On September 6, 1897, deck hand Dell Elbon fell overboard from Ocean Wave as the steamer was passing through the Burnside Bridge. Elbon was 21 years of age, and had been working as non-union employee during a wage dispute on the Ocean Wave when he fell from the boat. Elbon's father alleged that his son's death was linked to the labor dispute and that he had been struck on the head prior to going into the water. The coroner found no evidence of a blow to the head however.

===San Francisco bay incidents===
On November 27, 1901, a cylinder head blew out on Ocean Wave while the ferry was on the 8:00 a.m. run, causing a deckhand to be slightly scalded by escaping steam. The engines became useless as a result, but the tug Reliance towed Ocean Wave to and from Point Richmond on the day of the incident, so there as no delay or inconvenience in the ferry service. The ferry Amador was to take the place of Ocean Wave until repairs could be effected.

During a severe wind storm on February 25, 1902, Ocean Wave was blown off its moorings at Point Richmond and drifted about one-half mile into shallow water where it was grounded. A tug as well as the ferry San Pablo tried to pull Ocean Wave back into deeper water, but were unsuccessful. Finally it was decided to put a crew aboard the stranded ferry, and they started a fire in the boiler. With steam up, Ocean Wave was able to get clear under its own power. The ferry then went to San Francisco for repairs, but the damage was not very great.

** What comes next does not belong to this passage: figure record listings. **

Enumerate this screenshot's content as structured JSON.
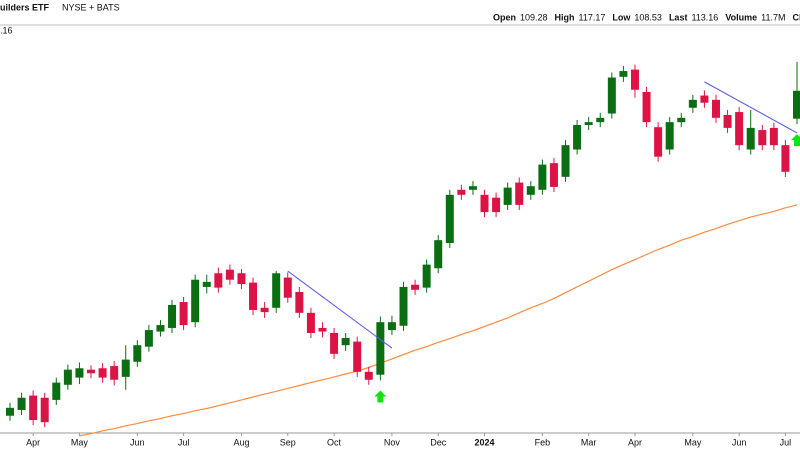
{
  "header": {
    "title": "uilders ETF",
    "exchange": "NYSE + BATS",
    "quote": [
      {
        "label": "Open",
        "value": "109.28"
      },
      {
        "label": "High",
        "value": "117.17"
      },
      {
        "label": "Low",
        "value": "108.53"
      },
      {
        "label": "Last",
        "value": "113.16"
      },
      {
        "label": "Volume",
        "value": "11.7M"
      },
      {
        "label": "Chg"
      }
    ],
    "corner_label": ".16"
  },
  "chart_data": {
    "type": "candlestick",
    "categories": [
      null,
      null,
      "Apr",
      null,
      null,
      null,
      "May",
      null,
      null,
      null,
      null,
      "Jun",
      null,
      null,
      null,
      "Jul",
      null,
      null,
      null,
      null,
      "Aug",
      null,
      null,
      null,
      "Sep",
      null,
      null,
      null,
      "Oct",
      null,
      null,
      null,
      null,
      "Nov",
      null,
      null,
      null,
      "Dec",
      null,
      null,
      null,
      "2024",
      null,
      null,
      null,
      null,
      "Feb",
      null,
      null,
      null,
      "Mar",
      null,
      null,
      null,
      "Apr",
      null,
      null,
      null,
      null,
      "May",
      null,
      null,
      null,
      "Jun",
      null,
      null,
      null,
      "Jul",
      null
    ],
    "open": [
      68.0,
      68.8,
      70.8,
      70.5,
      70.2,
      72.3,
      73.3,
      74.4,
      74.6,
      74.9,
      73.4,
      75.5,
      77.6,
      79.7,
      80.2,
      83.8,
      81.0,
      85.9,
      87.8,
      88.3,
      87.8,
      86.5,
      83.0,
      83.0,
      87.2,
      85.2,
      82.3,
      80.2,
      79.5,
      77.8,
      78.3,
      74.1,
      73.7,
      79.9,
      80.5,
      86.2,
      85.8,
      88.5,
      92.0,
      99.4,
      99.4,
      98.7,
      98.3,
      97.3,
      100.4,
      98.7,
      99.4,
      103.1,
      101.2,
      105.0,
      108.4,
      108.8,
      110.0,
      115.1,
      116.1,
      113.0,
      108.1,
      105.0,
      108.8,
      110.8,
      112.5,
      111.9,
      109.8,
      110.2,
      105.0,
      107.7,
      108.0,
      105.6,
      109.28
    ],
    "high": [
      69.8,
      71.2,
      71.5,
      71.2,
      73.3,
      75.1,
      75.4,
      75.0,
      75.3,
      75.6,
      77.8,
      78.5,
      80.6,
      81.3,
      84.1,
      84.5,
      87.6,
      87.6,
      88.6,
      89.0,
      88.4,
      87.2,
      83.8,
      88.1,
      87.9,
      85.9,
      83.0,
      81.0,
      80.2,
      79.5,
      79.0,
      74.8,
      81.8,
      81.9,
      86.6,
      86.9,
      89.7,
      93.1,
      99.4,
      100.1,
      100.6,
      99.4,
      99.0,
      100.4,
      101.1,
      100.6,
      103.6,
      103.8,
      106.3,
      109.1,
      109.5,
      110.1,
      115.7,
      116.6,
      116.8,
      113.7,
      108.8,
      109.5,
      110.1,
      112.6,
      113.2,
      112.6,
      110.5,
      110.9,
      110.5,
      108.4,
      108.7,
      106.3,
      117.17
    ],
    "low": [
      67.3,
      68.1,
      66.7,
      66.4,
      69.5,
      71.6,
      72.4,
      73.2,
      72.6,
      72.2,
      71.6,
      74.8,
      76.9,
      79.0,
      79.5,
      79.9,
      80.3,
      85.0,
      85.1,
      86.2,
      85.6,
      82.0,
      81.6,
      82.3,
      83.7,
      81.6,
      78.8,
      78.9,
      75.9,
      77.0,
      73.4,
      72.3,
      72.9,
      79.2,
      79.8,
      84.8,
      85.1,
      87.8,
      91.3,
      98.0,
      98.7,
      95.6,
      95.6,
      96.6,
      96.6,
      98.0,
      98.7,
      99.1,
      100.5,
      104.3,
      107.7,
      108.1,
      109.3,
      114.4,
      112.2,
      108.1,
      103.3,
      104.3,
      108.1,
      110.1,
      110.8,
      108.7,
      107.3,
      104.9,
      104.3,
      104.9,
      104.9,
      101.2,
      108.53
    ],
    "close": [
      69.1,
      70.5,
      67.4,
      67.1,
      72.6,
      74.4,
      74.6,
      73.9,
      73.3,
      73.0,
      75.8,
      77.8,
      79.9,
      80.6,
      83.4,
      80.6,
      86.9,
      86.6,
      85.8,
      86.9,
      86.3,
      82.7,
      82.4,
      87.8,
      84.4,
      82.3,
      79.5,
      79.7,
      76.6,
      78.8,
      74.1,
      73.0,
      81.0,
      81.0,
      85.9,
      85.5,
      89.0,
      92.4,
      98.7,
      98.7,
      99.9,
      96.3,
      96.3,
      99.7,
      97.3,
      99.9,
      102.9,
      99.8,
      105.6,
      108.4,
      108.8,
      109.4,
      115.0,
      115.9,
      113.3,
      108.8,
      104.0,
      108.8,
      109.4,
      111.9,
      111.5,
      109.4,
      108.0,
      105.6,
      108.0,
      105.6,
      105.6,
      101.9,
      113.16
    ],
    "moving_average": {
      "color": "#ff8a3d",
      "values": [
        null,
        null,
        null,
        null,
        null,
        null,
        65.2,
        65.5,
        65.9,
        66.2,
        66.6,
        66.9,
        67.3,
        67.6,
        68.0,
        68.3,
        68.7,
        69.0,
        69.4,
        69.8,
        70.2,
        70.6,
        71.0,
        71.4,
        71.8,
        72.2,
        72.6,
        73.0,
        73.4,
        73.8,
        74.2,
        74.7,
        75.3,
        75.9,
        76.5,
        77.1,
        77.6,
        78.2,
        78.7,
        79.3,
        79.8,
        80.4,
        81.0,
        81.6,
        82.3,
        83.0,
        83.6,
        84.3,
        85.1,
        85.9,
        86.7,
        87.5,
        88.3,
        89.0,
        89.7,
        90.4,
        91.1,
        91.7,
        92.4,
        92.9,
        93.5,
        94.0,
        94.6,
        95.1,
        95.6,
        96.0,
        96.4,
        96.9,
        97.3
      ]
    },
    "trendlines": {
      "color": "#5c5cf0",
      "lines": [
        {
          "x": [
            24,
            33
          ],
          "y": [
            88.1,
            77.4
          ]
        },
        {
          "x": [
            60,
            68
          ],
          "y": [
            114.4,
            107.3
          ]
        }
      ]
    },
    "signals": {
      "color": "#11e011",
      "x": [
        32,
        68
      ]
    },
    "up_color": "#0b6e12",
    "down_color": "#dc1446",
    "ylim": [
      65.6,
      122.3
    ]
  }
}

On July 8, 1910, a carpenter, Petrus A. Erickson, was believed to have fallen overboard from the Ocean Wave. Erickson was thought to have fallen into the bay from the paddle wheel housing where he had been working when the ferry left San Francisco bound for Point Richmond on the afternoon of the 8th. Erickson's body was initially reported to have been found ten days later, on July 18, 1910, floating beneath Broadway wharf No. 2. This body was to have been turned over to Erickson's brother. However, the body recovered on July 18 seems not to have been that of Erickson's. On August 19, 1910, Peter Nelson, the lighthouse keeper at Lime Point Lighthouse, found a body in the surf. Based on the clothing on the body, which had been in the water a month or more, Coroner F.E. Sawyer ruled that the body might be that of Erickson.

==Later years==
By 1911, Ocean Wave was not able to compete with newer and more powerful double-ended ferries that were running on the bay. The ferry was laid up at Antioch, California and sold back to Captain Leale, who intended to scrap it. However, when the First World War created a demand for shipping, Ocean Wave was sold to the United States Shipping Board, which used the vessel for about three and one-half years as a receiving ship to house recruits into the Sea Training Service to be trained as merchant seamen. The boat's engines were removed to make room for more recruits. In the 1920s the boat was sold again to be used as a floating restaurant. The boat later gradually disintegrated. According to another source, the boat was burned in 1934 on the mud flats of southern San Francisco Bay, near San Mateo.